Spring seems to be making an appearance today, though we're technically still on the "in like a lion" end of March, the "out like a lamb" is going to take some time, still. Nevertheless, let's hope the snowy days are at an end and that we can slowly begin to shed the layers of fleece and wool that we've been swaddled in since October.

I went out to the front yard today and gathered up some debris. In New York the winter debris in a front yard is not limited to the usual twigs and leaves, but includes chewing gum wads, twinkie wrappers, and countless cigarette butts, bits of styrofoam, car-service coupons, and wet Chinese menus. Usually on my way in I'll use my cane to scoop out one or two offending bits of trash, but over the course of the winter things accumulate and as the snow melted yesterday it revealed quite a collection. Sometimes its the neighborhood raccoons; they enjoy snacking on the trash and will occasionally wash it in the birdbath, leaving a half-bagel or a chicken leg as a calling card. As destructive as they are, their sins are more easily forgiven than those of human passersby who think nothing of flicking a wad of Juicy Fruit into one of my rosebushes, or leaving a half-can of Old English 800 lying on its side amid the irises.I have become one of those old people who scared me as a child, muttering on my stoop and waving my broom at miscreants, ranting about manners and how the world is falling apart as I fish half empty Snapple bottles out of the birdbath.

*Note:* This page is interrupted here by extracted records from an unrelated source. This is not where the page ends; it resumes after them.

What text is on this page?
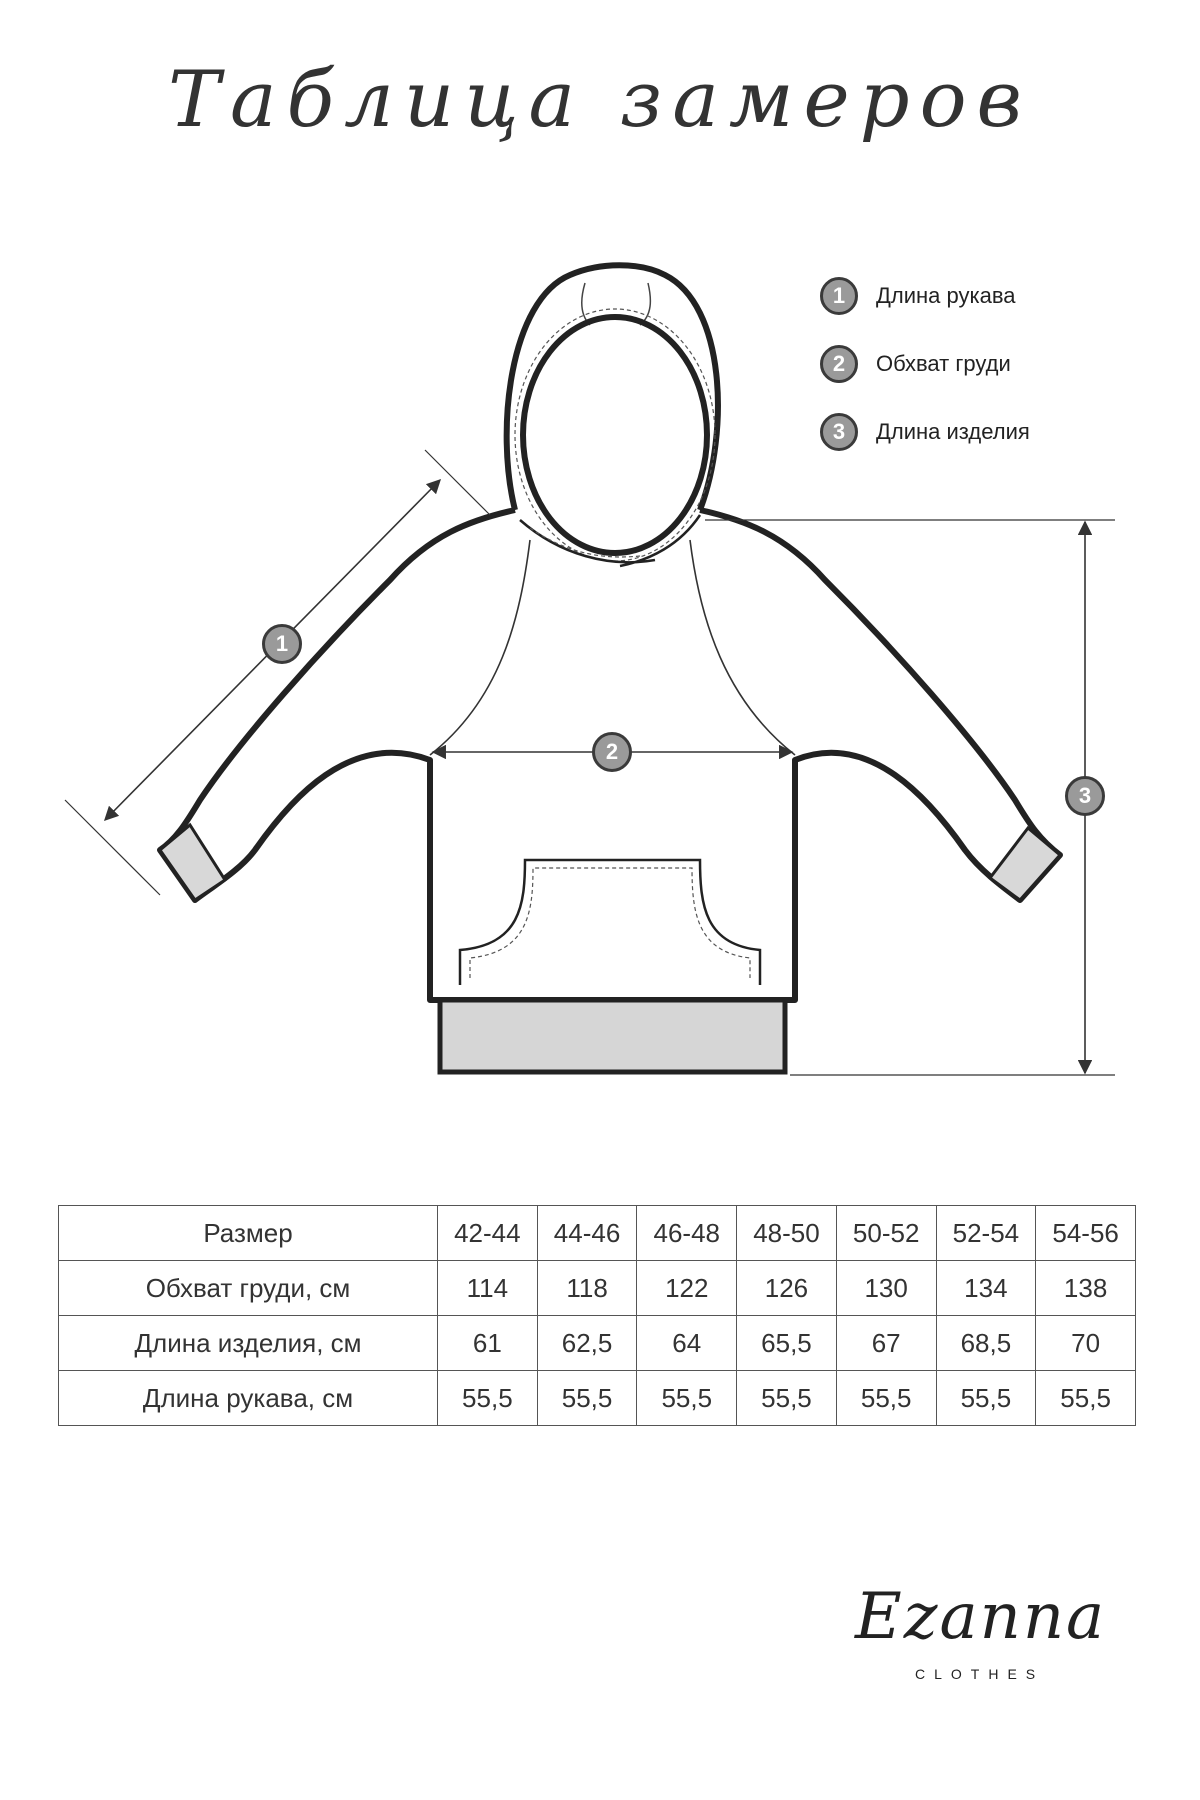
Таблица замеров
1
2
3
1	Длина рукава
2	Обхват груди
3	Длина изделия
Размер	42-44	44-46	46-48	48-50	50-52	52-54	54-56
Обхват груди, см	114	118	122	126	130	134	138
Длина изделия, см	61	62,5	64	65,5	67	68,5	70
Длина рукава, см	55,5	55,5	55,5	55,5	55,5	55,5	55,5
Ezanna
CLOTHES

I swept and clipped, raked and smoothed, and as I worked I took note of all the little green shoots of various kinds making their appearance. I can see the beginnings of tulips, daffodils, crocuses, irises, hyacinths (grape and otherwise), and the little pink nubs on the rose canes heralding the arrival of the day when the front is transformed from gray and brown to green and lush. The neighbors I had barely seen since October began drifting out onto their stoops, unwrapped from their winter layers and recognizable as themselves, everyone smiling and calling out cheerful greetings, waving, pointing to the blue sky and the green beginnings below. As people walk up the hill they smile when they see my garden with its rows of green spikes twice the size they were yesterday, babies in strollers hold out their little starfish hands to touch the leaves as their moms or dads call out the probable names of the flowers to come. I sipped my coffee on the porch, grateful for the sunshine, grateful for the opportunity to make something beautiful, and smile back, we are all complicit in this conspiracy, eager to see the beauty in this world.